Oggi si è parlato di “ZES, attrazione degli investimenti e Blue Economy”, nella giornata conclusiva della manifestazione #IlmarediPuglia che si è svolta alla Fiera del Levante di Bari dal 21 al 24 marzo per iniziativa della Regione Puglia, in collaborazione con Puglia Sviluppo, Arti – Agenzia regionale per la tecnologia e l’innovazione, Unioncamere Puglia/EEN, Autorità di sistema portuale del mare Adriatico meridionale e Fiera del Levante.

Attuare una semplificazione burocratica realmente radicale, combinandola con alleggerimenti significativi dei tributi locali, in aggiunta alle agevolazioni nazionali, è la ricetta vincente per attrarre investimenti nelle ZES emersa con evidenza nel corso del dibattito di quest’ultima giornata, organizzata da Confindustria Puglia e Autorità di sistema portuale del mare Adriatico meridionale.

“Le ZES permettono di mettere il Mezzogiorno al centro dell’agenda economica del Paese. E quindi, se correttamente implementate, consentono di colmare un gap secolare – ha dichiarato nel corso dell’incontro Ugo Patroni Griffi Presidente dell’Autorità di Sistema Portuale del mare Adriatico Meridionale -. Come rilevato dai migliori economisti il Mezzogiorno può essere volano dello sviluppo del Paese se le infrastrutture vengono completate, la burocrazia semplificata, gli investimenti incentivati e tutelati. Le ZES, come la felice esperienza di tanti Paesi dimostra, consentono politiche anticicliche, favorendo innovazione e stabile occupazione”.

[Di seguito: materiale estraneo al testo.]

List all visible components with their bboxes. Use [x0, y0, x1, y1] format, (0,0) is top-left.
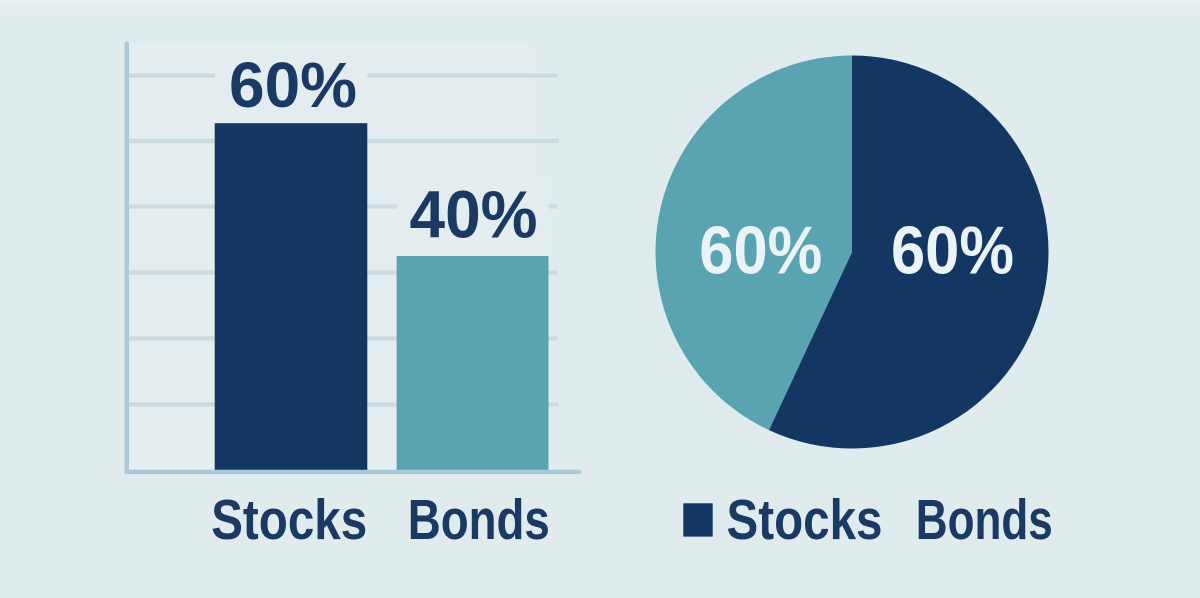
- svg-text:Bonds: Bonds: [408, 488, 550, 552]
- svg-text:60%: 60%: [229, 49, 357, 121]
- svg-text:Stocks: Stocks: [727, 488, 883, 552]
- svg-text:60%: 60%: [891, 213, 1014, 289]
- svg-text:60%: 60%: [699, 213, 822, 289]
- svg-text:40%: 40%: [410, 178, 538, 253]
- svg-text:Stocks: Stocks: [211, 488, 367, 552]
- svg-text:Bonds: Bonds: [916, 488, 1053, 552]
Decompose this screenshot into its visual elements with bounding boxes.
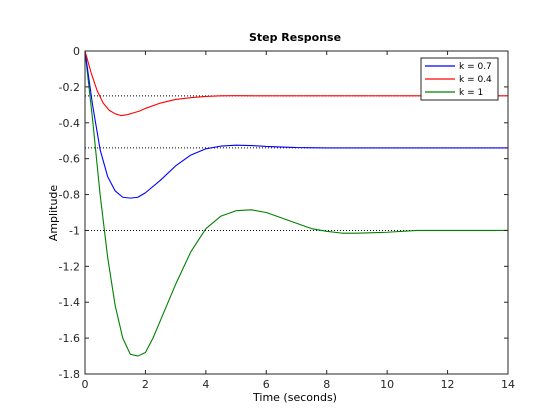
legend-label: k = 0.7 (459, 62, 492, 72)
chart-title: Step Response (249, 31, 341, 44)
y-tick-label: -1.8 (59, 368, 80, 381)
plot-frame (84, 50, 509, 375)
y-tick-label: -0.8 (59, 189, 80, 202)
x-axis-label: Time (seconds) (252, 391, 337, 404)
x-tick-label: 8 (323, 378, 330, 391)
x-tick-label: 4 (202, 378, 209, 391)
y-axis-ticks: 0 -0.2 -0.4 -0.6 -0.8 -1 -1.2 -1.4 -1.6 -1.8 (59, 45, 508, 381)
x-axis-ticks: 0 2 4 6 8 10 12 14 (82, 51, 515, 391)
x-tick-label: 12 (441, 378, 455, 391)
x-tick-label: 14 (501, 378, 515, 391)
y-tick-label: -0.4 (59, 117, 80, 130)
series-lines (84, 50, 508, 357)
y-tick-label: -0.6 (59, 153, 80, 166)
series-line (84, 50, 508, 357)
y-tick-label: -0.2 (59, 81, 80, 94)
x-tick-label: 6 (263, 378, 270, 391)
legend-label: k = 0.4 (459, 75, 492, 85)
y-axis-label: Amplitude (47, 185, 60, 242)
series-line (84, 50, 508, 199)
y-tick-label: 0 (73, 45, 80, 58)
legend: k = 0.7 k = 0.4 k = 1 (420, 57, 499, 101)
legend-label: k = 1 (459, 88, 483, 98)
series-line (84, 50, 508, 117)
y-tick-label: -1.6 (59, 332, 80, 345)
x-tick-label: 2 (142, 378, 149, 391)
y-tick-label: -1.2 (59, 260, 80, 273)
y-tick-label: -1.4 (59, 296, 80, 309)
x-tick-label: 10 (380, 378, 394, 391)
x-tick-label: 0 (82, 378, 89, 391)
y-tick-label: -1 (69, 224, 80, 237)
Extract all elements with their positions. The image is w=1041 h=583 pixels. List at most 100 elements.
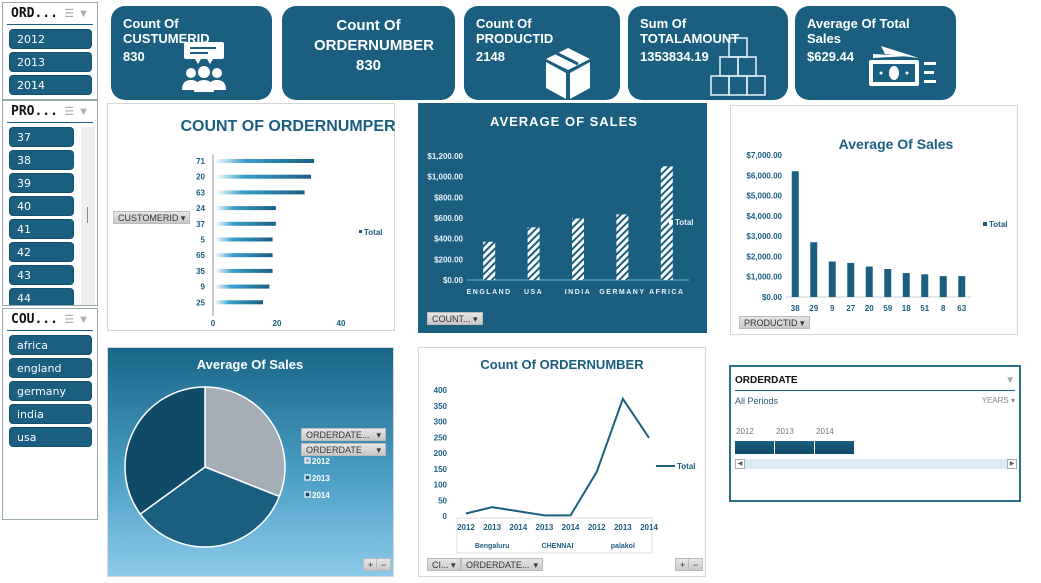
chart-average-sales-by-product[interactable]: Average Of Sales $0.00 $1,000.00 $2,000.00… [730, 105, 1018, 335]
tick-label: $800.00 [434, 193, 463, 202]
slicer-item[interactable]: 43 [9, 265, 74, 285]
category-label: 65 [196, 251, 205, 260]
category-label: 63 [196, 188, 205, 197]
bar [483, 241, 496, 280]
tick-label: $1,200.00 [427, 152, 463, 161]
timeline-year-bar[interactable] [735, 441, 774, 454]
clear-filter-icon[interactable]: ▼ [1005, 375, 1015, 386]
zoom-in-button[interactable]: + [363, 558, 379, 571]
scroll-left-icon[interactable]: ◀ [735, 459, 745, 469]
slicer-item[interactable]: germany [9, 381, 92, 401]
chart-count-ordernumber-line[interactable]: Count Of ORDERNUMBER 0 50 100 150 200 250 300 3… [418, 347, 706, 577]
tick-label: 2014 [509, 523, 527, 532]
clear-filter-icon[interactable]: ▼ [78, 105, 89, 118]
category-label: 25 [196, 298, 205, 307]
tick-label: $1,000.00 [746, 273, 782, 282]
tick-label: $600.00 [434, 214, 463, 223]
slicer-item[interactable]: 2013 [9, 52, 92, 72]
box-icon [546, 48, 590, 99]
bar [215, 206, 276, 211]
slicer-scrollbar[interactable] [81, 127, 95, 305]
bar [847, 262, 855, 297]
zoom-out-button[interactable]: − [376, 558, 392, 571]
bar [828, 261, 836, 297]
bar [215, 253, 273, 258]
scroll-right-icon[interactable]: ▶ [1007, 459, 1017, 469]
field-button-count[interactable]: COUNT... ▾ [427, 312, 483, 325]
card-value: 830 [123, 49, 145, 64]
legend-label: Total [675, 218, 694, 227]
legend-swatch [304, 474, 311, 481]
category-label: AFRICA [649, 289, 684, 296]
field-button-orderdate-2[interactable]: ORDERDATE ▾ [301, 443, 386, 456]
slicer-item[interactable]: 40 [9, 196, 74, 216]
kpi-card-order-count: Count Of ORDERNUMBER 830 [282, 6, 455, 100]
customers-icon [182, 42, 226, 92]
legend-swatch [983, 222, 987, 226]
bar [215, 300, 263, 305]
card-label: Count Of PRODUCTID [476, 16, 554, 46]
tick-label: 20 [273, 319, 282, 328]
clear-filter-icon[interactable]: ▼ [78, 7, 89, 20]
field-button-city[interactable]: CI... ▾ [427, 558, 461, 571]
slicer-item[interactable]: 39 [9, 173, 74, 193]
bar [215, 190, 305, 195]
timeline-scrollbar[interactable]: ◀ ▶ [735, 459, 1017, 469]
field-button-orderdate-1[interactable]: ORDERDATE... ▾ [301, 428, 386, 441]
clear-filter-icon[interactable]: ▼ [78, 313, 89, 326]
zoom-out-button[interactable]: − [688, 558, 704, 571]
chart-title: Average Of Sales [197, 357, 303, 372]
category-label: 71 [196, 157, 205, 166]
chart-count-ordernumber-by-customer[interactable]: COUNT OF ORDERNUMPER 71 20 63 24 37 5 65 35 9 25 0… [107, 103, 396, 331]
slicer-item[interactable]: 2014 [9, 75, 92, 95]
slicer-item[interactable]: india [9, 404, 92, 424]
slicer-item[interactable]: 42 [9, 242, 74, 262]
slicer-item[interactable]: usa [9, 427, 92, 447]
tick-label: 100 [434, 481, 448, 490]
tick-label: 2013 [614, 523, 632, 532]
field-button-customerid[interactable]: CUSTOMERID ▾ [113, 211, 191, 224]
tick-label: 2014 [640, 523, 658, 532]
category-label: INDIA [565, 289, 592, 296]
tick-label: 50 [438, 496, 447, 505]
multi-select-icon[interactable]: ☰ [64, 106, 75, 118]
chart-average-sales-pie[interactable]: Average Of Sales 2012 2013 2014 ORDERDATE.… [107, 347, 394, 577]
tick-label: $4,000.00 [746, 212, 782, 221]
pie-slice [204, 386, 286, 498]
category-label: 29 [809, 304, 818, 313]
timeline-level-dropdown[interactable]: YEARS ▾ [981, 396, 1015, 405]
field-button-productid[interactable]: PRODUCTID ▾ [739, 316, 810, 329]
pie-slice [139, 466, 281, 548]
slicer-item[interactable]: 37 [9, 127, 74, 147]
timeline-orderdate[interactable]: ORDERDATE ▼ All Periods YEARS ▾ 2012 2013… [729, 365, 1021, 502]
pie-slice [124, 386, 206, 516]
timeline-year-bar[interactable] [815, 441, 854, 454]
slicer-item[interactable]: 41 [9, 219, 74, 239]
slicer-item[interactable]: 2012 [9, 29, 92, 49]
slicer-item[interactable]: 38 [9, 150, 74, 170]
category-label: USA [524, 289, 543, 296]
multi-select-icon[interactable]: ☰ [64, 8, 75, 20]
slicer-title: ORD... [11, 6, 58, 21]
multi-select-icon[interactable]: ☰ [64, 314, 75, 326]
legend-swatch [359, 230, 362, 233]
slicer-item[interactable]: 44 [9, 288, 74, 305]
tick-label: $7,000.00 [746, 151, 782, 160]
tick-label: $6,000.00 [746, 171, 782, 180]
slicer-item[interactable]: africa [9, 335, 92, 355]
timeline-year-label: 2013 [776, 427, 794, 436]
category-label: 27 [846, 304, 855, 313]
tick-label: $200.00 [434, 255, 463, 264]
card-value: $629.44 [807, 49, 854, 64]
bar [660, 166, 673, 280]
chart-average-sales-by-country[interactable]: AVERAGE OF SALES $0.00 $200.00 $400.00 $600… [418, 103, 707, 333]
category-label: ENGLAND [467, 289, 512, 296]
timeline-year-bar[interactable] [775, 441, 814, 454]
tick-label: 350 [434, 402, 448, 411]
bar [215, 174, 311, 179]
slicer-item[interactable]: england [9, 358, 92, 378]
field-button-orderdate[interactable]: ORDERDATE... ▾ [461, 558, 543, 571]
tick-label: $400.00 [434, 235, 463, 244]
tick-label: 200 [434, 449, 448, 458]
card-value: 1353834.19 [640, 49, 709, 64]
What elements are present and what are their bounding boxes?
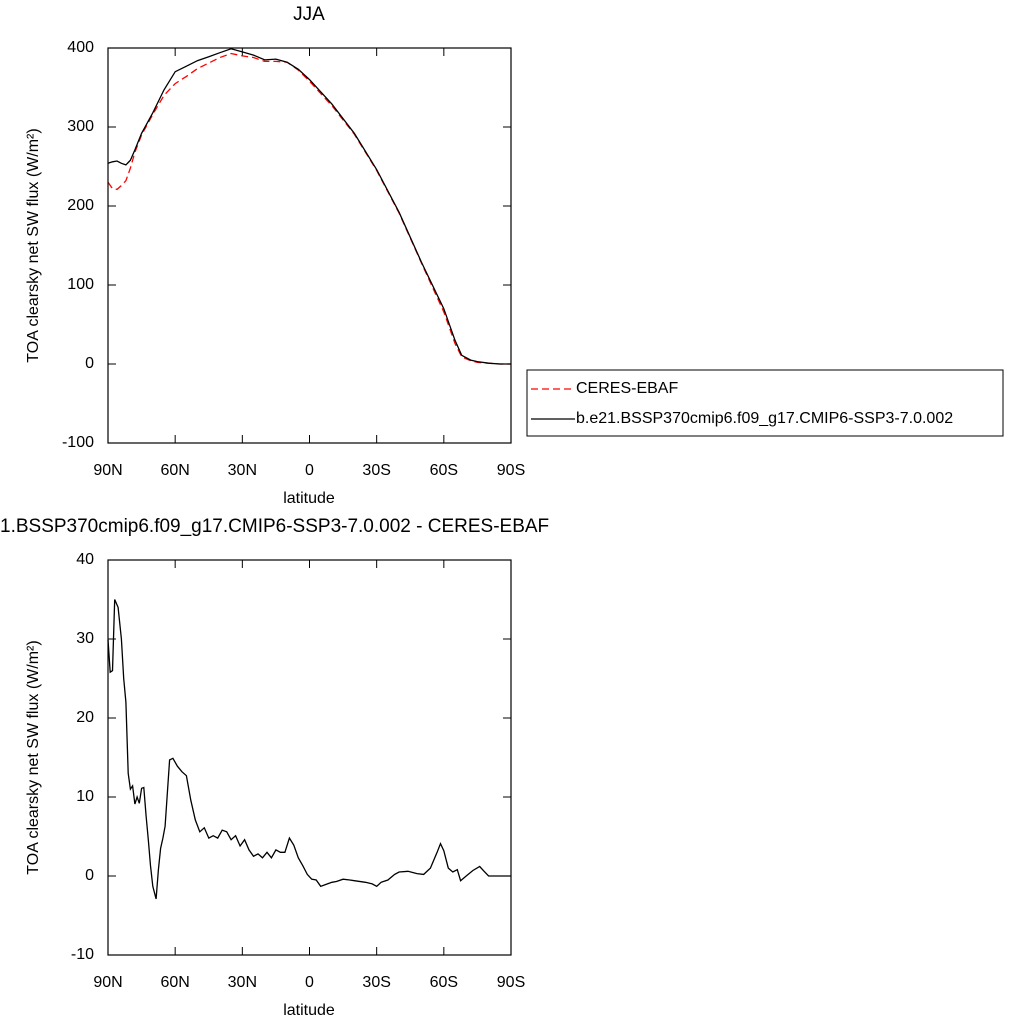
legend-label: b.e21.BSSP370cmip6.f09_g17.CMIP6-SSP3-7.… bbox=[576, 410, 953, 427]
y-axis-label: TOA clearsky net SW flux (W/m²) bbox=[25, 640, 42, 874]
y-tick-label: 10 bbox=[76, 788, 94, 805]
x-tick-label: 60N bbox=[160, 974, 189, 991]
y-tick-label: 200 bbox=[67, 197, 94, 214]
legend-label: CERES-EBAF bbox=[576, 380, 678, 397]
x-axis-label: latitude bbox=[283, 1002, 335, 1019]
y-tick-label: 100 bbox=[67, 276, 94, 293]
x-tick-label: 90S bbox=[497, 462, 525, 479]
legend-box bbox=[526, 369, 1004, 437]
y-tick-label: 300 bbox=[67, 118, 94, 135]
y-tick-label: 0 bbox=[85, 867, 94, 884]
x-tick-label: 90S bbox=[497, 974, 525, 991]
x-tick-label: 0 bbox=[305, 974, 314, 991]
y-tick-label: 30 bbox=[76, 630, 94, 647]
x-tick-label: 60S bbox=[430, 462, 458, 479]
chart-title: JJA bbox=[293, 4, 325, 25]
x-tick-label: 90N bbox=[93, 462, 122, 479]
x-tick-label: 30N bbox=[228, 974, 257, 991]
x-tick-label: 90N bbox=[93, 974, 122, 991]
y-tick-label: 20 bbox=[76, 709, 94, 726]
y-axis-label: TOA clearsky net SW flux (W/m²) bbox=[25, 128, 42, 362]
x-tick-label: 0 bbox=[305, 462, 314, 479]
plot-frame bbox=[107, 559, 512, 956]
data-line bbox=[107, 599, 511, 900]
x-tick-label: 30N bbox=[228, 462, 257, 479]
data-line bbox=[107, 48, 511, 365]
x-axis-label: latitude bbox=[283, 490, 335, 507]
y-tick-label: 400 bbox=[67, 39, 94, 56]
y-tick-label: 0 bbox=[85, 355, 94, 372]
y-tick-label: -100 bbox=[62, 434, 94, 451]
chart-title: 1.BSSP370cmip6.f09_g17.CMIP6-SSP3-7.0.00… bbox=[0, 516, 549, 537]
x-tick-label: 30S bbox=[362, 974, 390, 991]
x-tick-label: 30S bbox=[362, 462, 390, 479]
x-tick-label: 60N bbox=[160, 462, 189, 479]
data-line bbox=[107, 52, 511, 365]
plot-frame bbox=[107, 47, 512, 444]
y-tick-label: -10 bbox=[71, 946, 94, 963]
y-tick-label: 40 bbox=[76, 551, 94, 568]
x-tick-label: 60S bbox=[430, 974, 458, 991]
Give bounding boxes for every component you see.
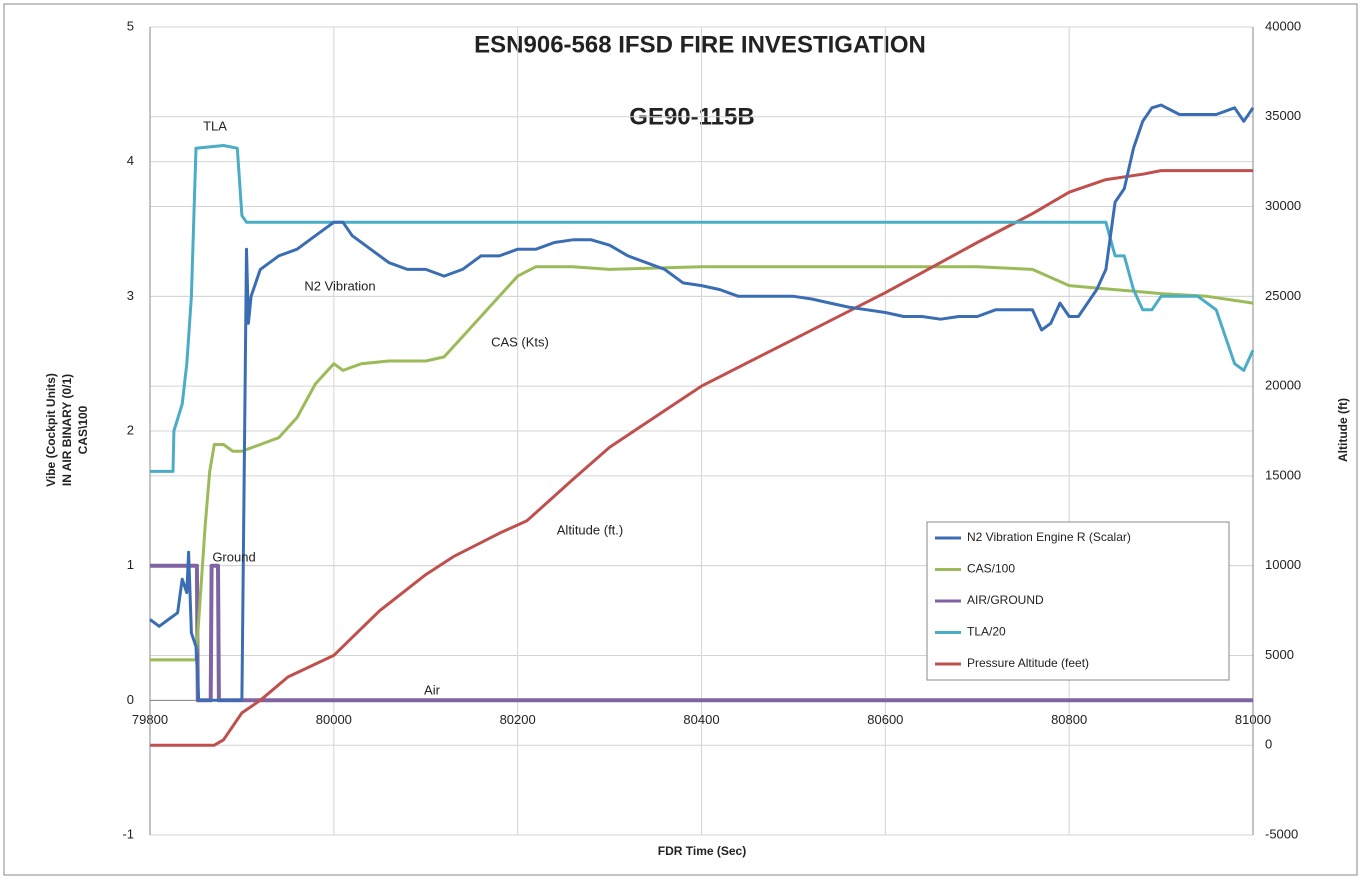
y-axis-label: CAS\100	[76, 405, 90, 454]
legend-label: N2 Vibration Engine R (Scalar)	[967, 530, 1131, 544]
y2-tick-label: 35000	[1265, 108, 1301, 123]
y2-tick-label: 10000	[1265, 557, 1301, 572]
x-tick-label: 80600	[867, 712, 903, 727]
x-tick-label: 80800	[1051, 712, 1087, 727]
x-axis-label: FDR Time (Sec)	[658, 844, 746, 858]
y2-tick-label: 40000	[1265, 18, 1301, 33]
series-line	[150, 144, 1255, 473]
annotation: N2 Vibration	[304, 278, 375, 293]
y2-tick-label: 15000	[1265, 467, 1301, 482]
y2-axis-label: Altitude (ft)	[1336, 398, 1350, 462]
annotation: TLA	[203, 118, 227, 133]
y-tick-label: -1	[122, 826, 134, 841]
y2-tick-label: 30000	[1265, 198, 1301, 213]
x-tick-label: 80400	[683, 712, 719, 727]
y-tick-label: 3	[127, 288, 134, 303]
series-line	[150, 563, 1253, 703]
x-tick-label: 80200	[500, 712, 536, 727]
y2-tick-label: 5000	[1265, 647, 1294, 662]
y-tick-label: 0	[127, 692, 134, 707]
annotation: Air	[424, 682, 441, 697]
legend-label: Pressure Altitude (feet)	[967, 656, 1089, 670]
annotation: Altitude (ft.)	[557, 522, 623, 537]
annotation: CAS (Kts)	[491, 334, 549, 349]
y-axis-label: Vibe (Cockpit Units)	[44, 373, 58, 487]
series-line	[149, 103, 1255, 702]
y2-tick-label: 20000	[1265, 378, 1301, 393]
y-tick-label: 2	[127, 422, 134, 437]
y-tick-label: 1	[127, 557, 134, 572]
series-line	[150, 265, 1254, 662]
chart-title: ESN906-568 IFSD FIRE INVESTIGATION	[474, 31, 926, 58]
legend-label: CAS/100	[967, 562, 1015, 576]
y-tick-label: 5	[127, 18, 134, 33]
legend-label: AIR/GROUND	[967, 593, 1044, 607]
legend-box	[926, 521, 1230, 681]
legend-label: TLA/20	[967, 625, 1006, 639]
y2-tick-label: 0	[1265, 737, 1272, 752]
y2-tick-label: -5000	[1265, 826, 1298, 841]
y-axis-label: IN AIR BINARY (0/1)	[60, 374, 74, 486]
y-tick-label: 4	[127, 153, 134, 168]
x-tick-label: 80000	[316, 712, 352, 727]
annotation: Ground	[212, 549, 255, 564]
series-line	[150, 169, 1253, 747]
y2-tick-label: 25000	[1265, 288, 1301, 303]
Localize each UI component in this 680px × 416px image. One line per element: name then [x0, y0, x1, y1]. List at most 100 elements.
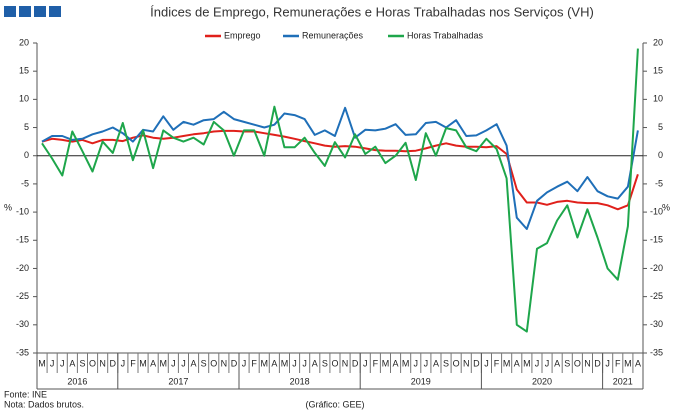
x-tick-label: J — [545, 358, 550, 368]
x-tick-label: F — [615, 358, 621, 368]
y-tick-label: -25 — [16, 291, 29, 301]
x-tick-label: M — [160, 358, 168, 368]
x-tick-label: S — [322, 358, 328, 368]
series-line — [41, 48, 639, 333]
x-tick-label: S — [443, 358, 449, 368]
x-tick-label: A — [393, 358, 399, 368]
y-tick-label: -10 — [16, 206, 29, 216]
x-tick-label: N — [584, 358, 591, 368]
x-tick-label: J — [50, 358, 55, 368]
x-tick-label: D — [473, 358, 480, 368]
chart-title: Índices de Emprego, Remunerações e Horas… — [150, 4, 594, 19]
y2-tick-label: -10 — [650, 206, 663, 216]
y-tick-label: -20 — [16, 263, 29, 273]
logo-block — [34, 6, 46, 17]
x-tick-label: S — [79, 358, 85, 368]
logo-block — [49, 6, 61, 17]
legend-label: Horas Trabalhadas — [407, 30, 484, 40]
y-tick-label: -35 — [16, 347, 29, 357]
x-tick-label: M — [281, 358, 289, 368]
y2-tick-label: 5 — [658, 122, 663, 132]
x-tick-label: J — [242, 358, 247, 368]
x-tick-label: N — [342, 358, 349, 368]
x-tick-label: O — [574, 358, 581, 368]
year-label: 2016 — [67, 376, 87, 386]
y2-tick-label: -30 — [650, 319, 663, 329]
year-label: 2019 — [411, 376, 431, 386]
y-tick-label: 0 — [24, 150, 29, 160]
x-tick-label: J — [605, 358, 610, 368]
y2-tick-label: -20 — [650, 263, 663, 273]
x-tick-label: A — [514, 358, 520, 368]
x-tick-label: O — [89, 358, 96, 368]
y2-tick-label: 20 — [653, 37, 663, 47]
x-tick-label: F — [251, 358, 257, 368]
y2-tick-label: 10 — [653, 94, 663, 104]
x-tick-label: A — [635, 358, 641, 368]
x-tick-label: D — [231, 358, 238, 368]
x-tick-label: S — [201, 358, 207, 368]
y2-tick-label: -25 — [650, 291, 663, 301]
x-tick-label: J — [292, 358, 297, 368]
y2-tick-label: 0 — [658, 150, 663, 160]
x-tick-label: D — [352, 358, 359, 368]
x-tick-label: F — [130, 358, 136, 368]
y-tick-label: 20 — [19, 37, 29, 47]
x-tick-label: A — [271, 358, 277, 368]
x-tick-label: A — [69, 358, 75, 368]
y2-axis-label: % — [662, 202, 670, 212]
x-tick-label: M — [382, 358, 390, 368]
x-tick-label: M — [139, 358, 147, 368]
x-tick-label: M — [624, 358, 632, 368]
x-tick-label: N — [221, 358, 228, 368]
x-tick-label: J — [302, 358, 307, 368]
year-label: 2021 — [613, 376, 633, 386]
y2-tick-label: 15 — [653, 66, 663, 76]
source: Fonte: INE — [4, 389, 47, 399]
x-tick-label: J — [121, 358, 126, 368]
x-tick-label: J — [484, 358, 489, 368]
x-tick-label: A — [150, 358, 156, 368]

Il ruolo decisivo dello snellimento burocratico per la nascita o l’ampliamento delle iniziative imprenditoriali è stato individuato in particolare dal presidente di Confindustria Puglia, Domenico De Bartolomeo, come il banco di prova probabilmente più difficile, su cui saranno chiamati a confrontarsi i governi locali del Mezzogiorno, il terreno su cui si potrà fare la differenza nella competizione fra le Zone economiche Speciali delle regioni meridionali. “Le ZES saranno una formidabile occasione di sviluppo solo se sostenute da un forte snellimento amministrativo e fiscale – ha affermato Domenico De Bartolomeo- . Decisiva sarà, dunque, la capacità di concedere agevolazioni realmente competitive. Quanto più forti saranno queste agevolazioni, tanto più concorrenziali saranno le ZES su scala nazionale ed internazionale. Per le istituzioni locali sarà uno sforzo eccezionale, ma potrà offrire al territorio una occasione di crescita altrettanto eccezionale”.